The EU funds provided very limited assistance to the cultural sites they helped. Such is the very “mixed” assessment made by the European Court of Auditors in its Special Report 08/2020, published on Thursday, 23 April. In general, the auditors lament the fact that cultural investment is not seen as a priority, but as “[a] means of promoting economic objectives”.
The report examines the financial and physical viability of 27 projects in seven Member States: Germany, France, Croatia, Italy, Poland, Portugal, and Romania. In particular, it looks at EU aid intended to safeguard and develop European cultural heritage, mainly from the European Regional Development Fund (750 million euros per year between 2010 and 2017).
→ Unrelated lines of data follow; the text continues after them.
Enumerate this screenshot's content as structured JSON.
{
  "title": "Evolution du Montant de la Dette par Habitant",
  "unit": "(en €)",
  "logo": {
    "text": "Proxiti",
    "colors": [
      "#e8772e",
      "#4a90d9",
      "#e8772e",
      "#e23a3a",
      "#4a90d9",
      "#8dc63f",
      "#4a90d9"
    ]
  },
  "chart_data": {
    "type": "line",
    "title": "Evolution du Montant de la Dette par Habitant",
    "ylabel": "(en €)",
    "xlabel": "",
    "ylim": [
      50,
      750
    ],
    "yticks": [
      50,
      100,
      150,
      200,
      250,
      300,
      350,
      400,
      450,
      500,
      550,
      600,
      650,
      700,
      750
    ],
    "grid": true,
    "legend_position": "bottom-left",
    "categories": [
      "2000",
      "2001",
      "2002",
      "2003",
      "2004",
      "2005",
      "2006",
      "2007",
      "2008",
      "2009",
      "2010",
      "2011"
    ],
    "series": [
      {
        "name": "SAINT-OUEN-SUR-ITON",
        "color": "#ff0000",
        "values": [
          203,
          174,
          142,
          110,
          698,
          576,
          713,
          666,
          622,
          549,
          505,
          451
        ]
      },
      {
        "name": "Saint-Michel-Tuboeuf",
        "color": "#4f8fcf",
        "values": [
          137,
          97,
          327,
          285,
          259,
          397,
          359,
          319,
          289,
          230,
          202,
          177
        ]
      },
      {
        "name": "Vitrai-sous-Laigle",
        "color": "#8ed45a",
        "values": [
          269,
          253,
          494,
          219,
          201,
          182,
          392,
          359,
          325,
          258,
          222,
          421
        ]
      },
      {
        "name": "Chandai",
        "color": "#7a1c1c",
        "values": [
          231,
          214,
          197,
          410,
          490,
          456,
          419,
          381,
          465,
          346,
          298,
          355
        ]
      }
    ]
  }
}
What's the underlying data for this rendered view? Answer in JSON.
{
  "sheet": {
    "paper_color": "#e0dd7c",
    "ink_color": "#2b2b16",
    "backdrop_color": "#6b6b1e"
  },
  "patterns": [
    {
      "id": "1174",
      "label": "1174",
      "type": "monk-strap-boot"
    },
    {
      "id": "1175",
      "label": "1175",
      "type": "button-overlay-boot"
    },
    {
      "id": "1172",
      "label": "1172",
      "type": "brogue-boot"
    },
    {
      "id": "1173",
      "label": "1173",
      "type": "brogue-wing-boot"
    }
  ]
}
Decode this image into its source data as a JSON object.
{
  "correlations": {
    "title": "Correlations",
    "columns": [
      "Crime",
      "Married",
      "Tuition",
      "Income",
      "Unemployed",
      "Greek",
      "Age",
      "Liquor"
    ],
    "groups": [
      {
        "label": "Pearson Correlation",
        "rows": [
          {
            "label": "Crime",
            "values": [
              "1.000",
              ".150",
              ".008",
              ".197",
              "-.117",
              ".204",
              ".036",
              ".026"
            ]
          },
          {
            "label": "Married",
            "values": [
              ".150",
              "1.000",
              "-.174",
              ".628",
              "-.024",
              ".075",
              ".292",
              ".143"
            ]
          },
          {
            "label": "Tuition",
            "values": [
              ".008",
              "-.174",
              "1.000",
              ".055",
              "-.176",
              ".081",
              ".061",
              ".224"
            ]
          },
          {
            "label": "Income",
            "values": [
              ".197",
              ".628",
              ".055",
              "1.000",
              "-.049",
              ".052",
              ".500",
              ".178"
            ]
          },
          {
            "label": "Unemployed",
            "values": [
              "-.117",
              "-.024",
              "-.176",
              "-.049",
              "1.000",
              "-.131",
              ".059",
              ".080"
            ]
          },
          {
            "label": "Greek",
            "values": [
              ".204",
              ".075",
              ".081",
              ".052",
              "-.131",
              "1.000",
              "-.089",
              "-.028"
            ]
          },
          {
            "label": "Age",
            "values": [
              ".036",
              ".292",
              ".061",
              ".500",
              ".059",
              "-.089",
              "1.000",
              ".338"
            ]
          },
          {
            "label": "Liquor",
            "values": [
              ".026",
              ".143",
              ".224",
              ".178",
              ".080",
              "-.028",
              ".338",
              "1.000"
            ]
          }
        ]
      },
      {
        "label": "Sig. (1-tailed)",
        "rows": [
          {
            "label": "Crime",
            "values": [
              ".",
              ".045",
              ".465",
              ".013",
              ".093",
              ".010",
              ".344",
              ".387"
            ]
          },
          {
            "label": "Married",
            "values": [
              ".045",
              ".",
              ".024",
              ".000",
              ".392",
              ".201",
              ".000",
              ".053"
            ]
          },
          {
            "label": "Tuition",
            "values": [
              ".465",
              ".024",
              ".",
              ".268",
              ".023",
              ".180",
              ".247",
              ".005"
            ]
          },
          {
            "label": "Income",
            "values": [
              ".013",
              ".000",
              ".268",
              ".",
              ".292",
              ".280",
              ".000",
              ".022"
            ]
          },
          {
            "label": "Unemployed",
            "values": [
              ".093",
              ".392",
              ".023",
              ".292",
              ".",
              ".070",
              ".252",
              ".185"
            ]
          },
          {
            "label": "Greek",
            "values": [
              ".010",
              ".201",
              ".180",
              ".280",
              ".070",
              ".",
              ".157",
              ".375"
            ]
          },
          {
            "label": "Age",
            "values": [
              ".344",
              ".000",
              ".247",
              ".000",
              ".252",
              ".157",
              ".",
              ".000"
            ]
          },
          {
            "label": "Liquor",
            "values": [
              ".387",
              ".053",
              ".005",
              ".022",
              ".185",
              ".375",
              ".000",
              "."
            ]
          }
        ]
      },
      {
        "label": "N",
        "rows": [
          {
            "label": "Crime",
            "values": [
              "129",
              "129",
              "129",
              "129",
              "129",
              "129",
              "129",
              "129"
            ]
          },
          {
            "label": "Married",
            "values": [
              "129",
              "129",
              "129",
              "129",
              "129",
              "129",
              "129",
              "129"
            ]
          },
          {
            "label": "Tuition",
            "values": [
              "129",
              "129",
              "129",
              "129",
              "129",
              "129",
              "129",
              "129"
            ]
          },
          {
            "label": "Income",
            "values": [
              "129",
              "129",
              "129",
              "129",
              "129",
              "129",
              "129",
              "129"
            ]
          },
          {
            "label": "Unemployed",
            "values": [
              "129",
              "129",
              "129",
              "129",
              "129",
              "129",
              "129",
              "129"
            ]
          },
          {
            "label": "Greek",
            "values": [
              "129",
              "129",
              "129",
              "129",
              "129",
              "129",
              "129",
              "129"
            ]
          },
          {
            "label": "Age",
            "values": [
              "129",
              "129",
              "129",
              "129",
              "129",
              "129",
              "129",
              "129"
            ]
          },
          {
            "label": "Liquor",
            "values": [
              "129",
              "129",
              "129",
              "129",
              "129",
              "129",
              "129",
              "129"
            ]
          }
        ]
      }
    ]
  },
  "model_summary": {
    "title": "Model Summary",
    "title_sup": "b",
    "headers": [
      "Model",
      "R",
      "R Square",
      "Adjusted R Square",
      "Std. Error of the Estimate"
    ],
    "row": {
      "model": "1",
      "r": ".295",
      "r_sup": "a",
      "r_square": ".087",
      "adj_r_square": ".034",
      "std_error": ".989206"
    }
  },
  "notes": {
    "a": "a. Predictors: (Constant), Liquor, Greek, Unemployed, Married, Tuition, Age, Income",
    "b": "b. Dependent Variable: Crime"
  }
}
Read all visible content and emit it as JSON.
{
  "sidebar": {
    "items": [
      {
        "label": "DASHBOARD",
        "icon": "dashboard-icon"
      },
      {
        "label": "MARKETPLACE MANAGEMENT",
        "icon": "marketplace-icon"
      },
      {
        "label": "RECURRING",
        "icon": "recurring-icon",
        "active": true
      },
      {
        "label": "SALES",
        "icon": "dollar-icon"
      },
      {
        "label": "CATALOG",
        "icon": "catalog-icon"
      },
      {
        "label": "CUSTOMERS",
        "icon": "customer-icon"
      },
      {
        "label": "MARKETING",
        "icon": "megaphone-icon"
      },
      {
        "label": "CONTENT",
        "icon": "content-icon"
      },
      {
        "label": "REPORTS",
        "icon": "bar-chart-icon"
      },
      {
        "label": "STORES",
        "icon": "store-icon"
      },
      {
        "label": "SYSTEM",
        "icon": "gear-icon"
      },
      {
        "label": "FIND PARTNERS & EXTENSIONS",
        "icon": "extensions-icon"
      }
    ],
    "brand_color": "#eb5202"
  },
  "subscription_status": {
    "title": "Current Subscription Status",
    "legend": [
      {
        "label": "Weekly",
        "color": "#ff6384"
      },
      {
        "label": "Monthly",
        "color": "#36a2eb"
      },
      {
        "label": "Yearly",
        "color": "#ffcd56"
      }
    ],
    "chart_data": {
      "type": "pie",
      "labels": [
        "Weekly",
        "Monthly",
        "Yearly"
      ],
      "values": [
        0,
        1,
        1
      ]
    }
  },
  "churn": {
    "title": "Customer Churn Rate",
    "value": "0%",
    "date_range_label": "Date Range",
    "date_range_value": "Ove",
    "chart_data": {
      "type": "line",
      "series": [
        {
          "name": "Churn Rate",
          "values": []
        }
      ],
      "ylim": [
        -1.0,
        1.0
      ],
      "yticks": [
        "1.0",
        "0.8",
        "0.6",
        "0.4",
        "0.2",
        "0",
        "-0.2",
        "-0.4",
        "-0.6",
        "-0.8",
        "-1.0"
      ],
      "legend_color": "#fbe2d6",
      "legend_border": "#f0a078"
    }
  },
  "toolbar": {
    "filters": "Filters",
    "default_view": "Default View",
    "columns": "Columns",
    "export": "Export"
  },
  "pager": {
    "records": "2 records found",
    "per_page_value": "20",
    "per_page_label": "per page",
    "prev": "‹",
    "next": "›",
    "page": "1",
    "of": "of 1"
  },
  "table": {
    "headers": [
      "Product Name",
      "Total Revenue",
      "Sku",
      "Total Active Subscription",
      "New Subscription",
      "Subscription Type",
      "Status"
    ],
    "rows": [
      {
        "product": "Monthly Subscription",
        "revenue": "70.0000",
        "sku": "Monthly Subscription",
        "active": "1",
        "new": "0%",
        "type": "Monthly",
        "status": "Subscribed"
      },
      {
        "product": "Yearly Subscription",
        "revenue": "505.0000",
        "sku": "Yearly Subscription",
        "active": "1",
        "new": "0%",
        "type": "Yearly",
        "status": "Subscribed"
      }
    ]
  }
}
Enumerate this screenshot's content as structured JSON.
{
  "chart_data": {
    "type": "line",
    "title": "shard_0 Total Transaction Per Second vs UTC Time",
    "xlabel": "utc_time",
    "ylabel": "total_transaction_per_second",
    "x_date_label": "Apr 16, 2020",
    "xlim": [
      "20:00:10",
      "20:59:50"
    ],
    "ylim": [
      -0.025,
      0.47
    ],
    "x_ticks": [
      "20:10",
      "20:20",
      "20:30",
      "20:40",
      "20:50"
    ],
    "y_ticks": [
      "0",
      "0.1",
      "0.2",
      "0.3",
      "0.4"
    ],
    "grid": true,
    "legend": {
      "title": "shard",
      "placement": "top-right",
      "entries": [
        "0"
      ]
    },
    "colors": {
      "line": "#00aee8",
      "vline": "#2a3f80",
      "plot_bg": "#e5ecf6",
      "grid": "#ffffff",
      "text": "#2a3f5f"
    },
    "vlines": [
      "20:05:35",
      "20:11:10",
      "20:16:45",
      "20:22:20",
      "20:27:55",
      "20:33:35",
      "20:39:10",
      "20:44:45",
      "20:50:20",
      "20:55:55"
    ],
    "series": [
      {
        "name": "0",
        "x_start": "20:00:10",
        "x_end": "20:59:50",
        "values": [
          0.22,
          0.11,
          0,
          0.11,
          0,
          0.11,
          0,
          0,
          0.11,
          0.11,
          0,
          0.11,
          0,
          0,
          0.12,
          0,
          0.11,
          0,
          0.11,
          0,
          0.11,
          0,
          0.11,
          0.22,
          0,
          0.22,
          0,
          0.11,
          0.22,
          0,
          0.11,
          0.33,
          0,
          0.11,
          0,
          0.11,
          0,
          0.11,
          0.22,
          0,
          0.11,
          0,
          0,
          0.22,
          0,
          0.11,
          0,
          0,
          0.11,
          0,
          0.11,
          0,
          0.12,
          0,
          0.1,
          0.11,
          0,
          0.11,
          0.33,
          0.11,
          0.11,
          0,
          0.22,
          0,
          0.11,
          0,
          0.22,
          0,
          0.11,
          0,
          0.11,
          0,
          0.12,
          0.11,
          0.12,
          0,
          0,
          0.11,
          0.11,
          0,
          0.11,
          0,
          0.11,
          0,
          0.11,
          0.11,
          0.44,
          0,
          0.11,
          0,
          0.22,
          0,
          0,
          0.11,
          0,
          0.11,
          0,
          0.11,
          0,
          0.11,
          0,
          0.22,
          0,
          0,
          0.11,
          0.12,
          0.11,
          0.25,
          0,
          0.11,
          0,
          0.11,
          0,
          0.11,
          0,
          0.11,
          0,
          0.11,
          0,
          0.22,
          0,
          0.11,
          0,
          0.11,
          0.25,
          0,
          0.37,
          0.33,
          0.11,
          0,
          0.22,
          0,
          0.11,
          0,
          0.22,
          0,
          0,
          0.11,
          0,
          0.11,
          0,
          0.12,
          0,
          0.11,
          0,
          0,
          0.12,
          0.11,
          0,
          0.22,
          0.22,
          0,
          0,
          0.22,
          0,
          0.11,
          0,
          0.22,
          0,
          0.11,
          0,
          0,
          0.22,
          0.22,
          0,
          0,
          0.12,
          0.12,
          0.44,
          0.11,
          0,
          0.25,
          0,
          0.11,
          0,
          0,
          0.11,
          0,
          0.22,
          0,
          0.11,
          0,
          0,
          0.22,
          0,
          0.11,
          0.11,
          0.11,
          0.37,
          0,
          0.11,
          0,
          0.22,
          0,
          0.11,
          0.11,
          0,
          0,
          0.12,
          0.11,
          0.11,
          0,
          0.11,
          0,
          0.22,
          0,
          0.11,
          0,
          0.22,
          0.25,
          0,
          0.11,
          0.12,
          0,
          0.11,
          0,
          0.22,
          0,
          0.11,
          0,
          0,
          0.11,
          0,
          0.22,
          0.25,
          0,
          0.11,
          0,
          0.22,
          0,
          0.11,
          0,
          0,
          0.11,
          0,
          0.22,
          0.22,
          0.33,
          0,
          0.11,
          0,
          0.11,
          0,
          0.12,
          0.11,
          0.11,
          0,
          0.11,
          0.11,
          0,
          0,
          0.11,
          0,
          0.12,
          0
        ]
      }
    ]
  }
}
“Almost half of cultural sites projects would not have been implemented without EU investments”, commented Pietro Russo, the European Court of Auditors member responsible for the report, upon its publication. “However, it is unclear what the EU seeks to achieve through its current initiatives, as they suffer from a lack of focus and coordination,” he added.
Indeed, the auditors note that the coexistence of multiple frameworks that involve different players and that have overlapping periods and objectives is too complex and can be confusing. They also note that the cultural dimension is not considered a priority for ERDF financing, which remains focused on economic and social considerations. In their opinion, investments in cultural sites are thus a means to an end and are only funded when they contribute to improving economic competitiveness or fostering development. Consequently, their recommendations are primarily aimed at addressing these concerns.